“Plastic chemical” in our bread? So what?

It’s a topsy-turvy world. Instead of basing food policy on science, we now have policy by petition. Subway has decided to remove azidocarbonamide from its baked goods in response to a petition organized by a lady who labels herself the “FoodBabe.” She’s the one who captured the attention of web surfers and the press with her campaign to have synthetic food dyes removed from Kraft Mac and Cheese. Energized by the media attention she garnered, Vani Hari is now on the warpath against azidocarbonamide, a chemical added to bread to improve texture, lengthen shelf live and add fluffiness. It seems that the nasty food industry is trying to poison us with yet another chemical, aided and abetted by the immoral FDA which, it is suggested, caters to corporate profits instead of to people’s health!

Is azidocarbonamide a necessary ingredient? No. Is it harmful? Not if you go by the scientific evidence. But if you go by the wisdom of the FoodBabe, who I suspect would have a difficult time pronouncing “azidocarbonamide, it should be piled on the scrap heap of malicious chemicals carelessly introduced into our food supply, alongside the nasty food dyes. Of course the fact that it has an unpronouncable name is the first strike against this chemical. Second strike is that it is used to make shoe soles and yoga mats. We are also told that the chemical has been shown to be toxic to animals and can cause asthma in humans. Strike three! Out!

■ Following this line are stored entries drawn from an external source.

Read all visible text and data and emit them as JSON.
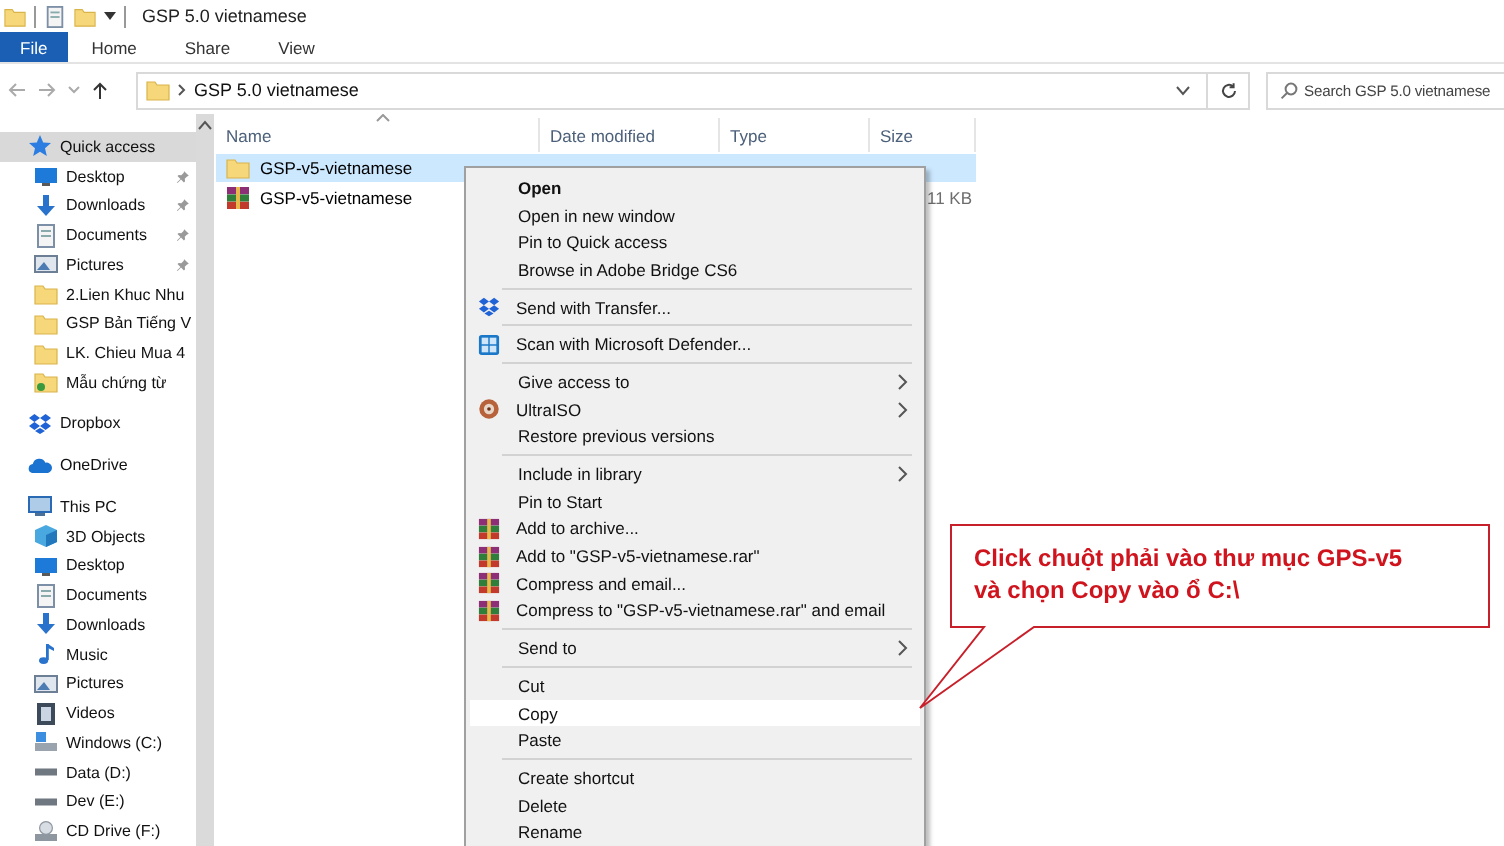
{
  "window": {
    "title": "GSP 5.0 vietnamese"
  },
  "ribbon_tabs": [
    {
      "label": "File",
      "kind": "file"
    },
    {
      "label": "Home",
      "kind": "tab"
    },
    {
      "label": "Share",
      "kind": "tab"
    },
    {
      "label": "View",
      "kind": "tab"
    }
  ],
  "address_bar": {
    "path": "GSP 5.0 vietnamese"
  },
  "search": {
    "placeholder": "Search GSP 5.0 vietnamese"
  },
  "navigation_pane": {
    "items": [
      {
        "label": "Quick access",
        "kind": "star",
        "selected": true,
        "children": [
          {
            "label": "Desktop",
            "kind": "desktop",
            "pinned": true,
            "selected": false
          },
          {
            "label": "Downloads",
            "kind": "download",
            "pinned": true,
            "selected": false
          },
          {
            "label": "Documents",
            "kind": "document",
            "pinned": true,
            "selected": false
          },
          {
            "label": "Pictures",
            "kind": "picture",
            "pinned": true,
            "selected": false
          },
          {
            "label": "2.Lien Khuc Nhu",
            "kind": "folder",
            "selected": false
          },
          {
            "label": "GSP Bản Tiếng V",
            "kind": "folder",
            "selected": false
          },
          {
            "label": "LK. Chieu Mua 4",
            "kind": "folder",
            "selected": false
          },
          {
            "label": "Mẫu chứng từ",
            "kind": "photofolder",
            "selected": false
          }
        ]
      },
      {
        "label": "Dropbox",
        "kind": "dropbox",
        "selected": false
      },
      {
        "label": "OneDrive",
        "kind": "cloud",
        "selected": false
      },
      {
        "label": "This PC",
        "kind": "computer",
        "selected": false,
        "children": [
          {
            "label": "3D Objects",
            "kind": "cube",
            "selected": false
          },
          {
            "label": "Desktop",
            "kind": "desktop",
            "selected": false
          },
          {
            "label": "Documents",
            "kind": "document",
            "selected": false
          },
          {
            "label": "Downloads",
            "kind": "download",
            "selected": false
          },
          {
            "label": "Music",
            "kind": "music",
            "selected": false
          },
          {
            "label": "Pictures",
            "kind": "picture",
            "selected": false
          },
          {
            "label": "Videos",
            "kind": "video",
            "selected": false
          },
          {
            "label": "Windows (C:)",
            "kind": "systemdrive",
            "selected": false
          },
          {
            "label": "Data (D:)",
            "kind": "drive",
            "selected": false
          },
          {
            "label": "Dev (E:)",
            "kind": "drive",
            "selected": false
          },
          {
            "label": "CD Drive (F:)",
            "kind": "disc",
            "selected": false
          }
        ]
      }
    ]
  },
  "file_list": {
    "columns": [
      "Name",
      "Date modified",
      "Type",
      "Size"
    ],
    "rows": [
      {
        "name": "GSP-v5-vietnamese",
        "kind": "folder",
        "selected": true
      },
      {
        "name": "GSP-v5-vietnamese",
        "kind": "archive",
        "size": "11 KB",
        "selected": false
      }
    ]
  },
  "context_menu": {
    "items": [
      {
        "kind": "text",
        "label": "Open",
        "bold": true,
        "submenu": false,
        "selected": false
      },
      {
        "kind": "text",
        "label": "Open in new window",
        "bold": false,
        "submenu": false,
        "selected": false
      },
      {
        "kind": "text",
        "label": "Pin to Quick access",
        "bold": false,
        "submenu": false,
        "selected": false
      },
      {
        "kind": "text",
        "label": "Browse in Adobe Bridge CS6",
        "bold": false,
        "submenu": false,
        "selected": false
      },
      {
        "kind": "separator"
      },
      {
        "kind": "dropbox",
        "label": "Send with Transfer...",
        "bold": false,
        "submenu": false,
        "selected": false
      },
      {
        "kind": "separator"
      },
      {
        "kind": "shield",
        "label": "Scan with Microsoft Defender...",
        "bold": false,
        "submenu": false,
        "selected": false
      },
      {
        "kind": "separator"
      },
      {
        "kind": "text",
        "label": "Give access to",
        "bold": false,
        "submenu": true,
        "selected": false
      },
      {
        "kind": "disc",
        "label": "UltraISO",
        "bold": false,
        "submenu": true,
        "selected": false
      },
      {
        "kind": "text",
        "label": "Restore previous versions",
        "bold": false,
        "submenu": false,
        "selected": false
      },
      {
        "kind": "separator"
      },
      {
        "kind": "text",
        "label": "Include in library",
        "bold": false,
        "submenu": true,
        "selected": false
      },
      {
        "kind": "text",
        "label": "Pin to Start",
        "bold": false,
        "submenu": false,
        "selected": false
      },
      {
        "kind": "archive",
        "label": "Add to archive...",
        "bold": false,
        "submenu": false,
        "selected": false
      },
      {
        "kind": "archive",
        "label": "Add to \"GSP-v5-vietnamese.rar\"",
        "bold": false,
        "submenu": false,
        "selected": false
      },
      {
        "kind": "archive",
        "label": "Compress and email...",
        "bold": false,
        "submenu": false,
        "selected": false
      },
      {
        "kind": "archive",
        "label": "Compress to \"GSP-v5-vietnamese.rar\" and email",
        "bold": false,
        "submenu": false,
        "selected": false
      },
      {
        "kind": "separator"
      },
      {
        "kind": "text",
        "label": "Send to",
        "bold": false,
        "submenu": true,
        "selected": false
      },
      {
        "kind": "separator"
      },
      {
        "kind": "text",
        "label": "Cut",
        "bold": false,
        "submenu": false,
        "selected": false
      },
      {
        "kind": "text",
        "label": "Copy",
        "bold": false,
        "submenu": false,
        "selected": true
      },
      {
        "kind": "text",
        "label": "Paste",
        "bold": false,
        "submenu": false,
        "selected": false
      },
      {
        "kind": "separator"
      },
      {
        "kind": "text",
        "label": "Create shortcut",
        "bold": false,
        "submenu": false,
        "selected": false
      },
      {
        "kind": "text",
        "label": "Delete",
        "bold": false,
        "submenu": false,
        "selected": false
      },
      {
        "kind": "text",
        "label": "Rename",
        "bold": false,
        "submenu": false,
        "selected": false
      }
    ]
  },
  "callout": {
    "lines": [
      "Click chuột phải vào thư mục GPS-v5",
      "và chọn Copy vào ổ C:\\"
    ]
  }
}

Now for a dose of reality. First of all, dose matters. Azidocarbonamide is allowed in bread to the extent of 45 parts per million. That means a Subway sandwich has about 10 milligrams. There’s more rodent poop remnants and insect fragments in there. Of course we can’t dismiss risk just because the dose is so small. There are chemicals, botulin from the Botulinim clostridium bacterium for example, that are toxic at even lower doses. The reason we can dismiss 10 milligrams of azidocarbonamide, is that the toxicity of the compound has been extensively studied. Yes, it has shown toxicity in dogs when fed at levels of about 5-10% of their diet. The percent of the human diet this chemical makes up is so trivial that it cannot even be calculated. As far as the asthma connection goes, well, that refers to inhaling the powder in an occupational setting. It has absolutely nothing to do with the trace amounts in bread. And the fact that azidocarbonamide is used in the manufacture of some plastics and the soles of shoes? Another scientifically bankrupt argument. Salt is used to melt ice on the street. That doesn’t mean it is dangerous in food.

Then there is the tiresome tome about not wanting to eat anything that has a name that can’t be easily pronounced. A giveaway of scientific illiteracy. I suppose our charming “FoodBabe,” would want to stay far away from cyanocobalamine. Not only is it hard to pronounce but it has cyanide! But she would be robbing herself of vitamin B12. So what’s next on tap for the babe?? A petition to ban dihydrogen monoxide, a chemical used to formulate soft drinks? After all, it is an ingredient in many pesticides and drain cleaners. Oops..that’s been done!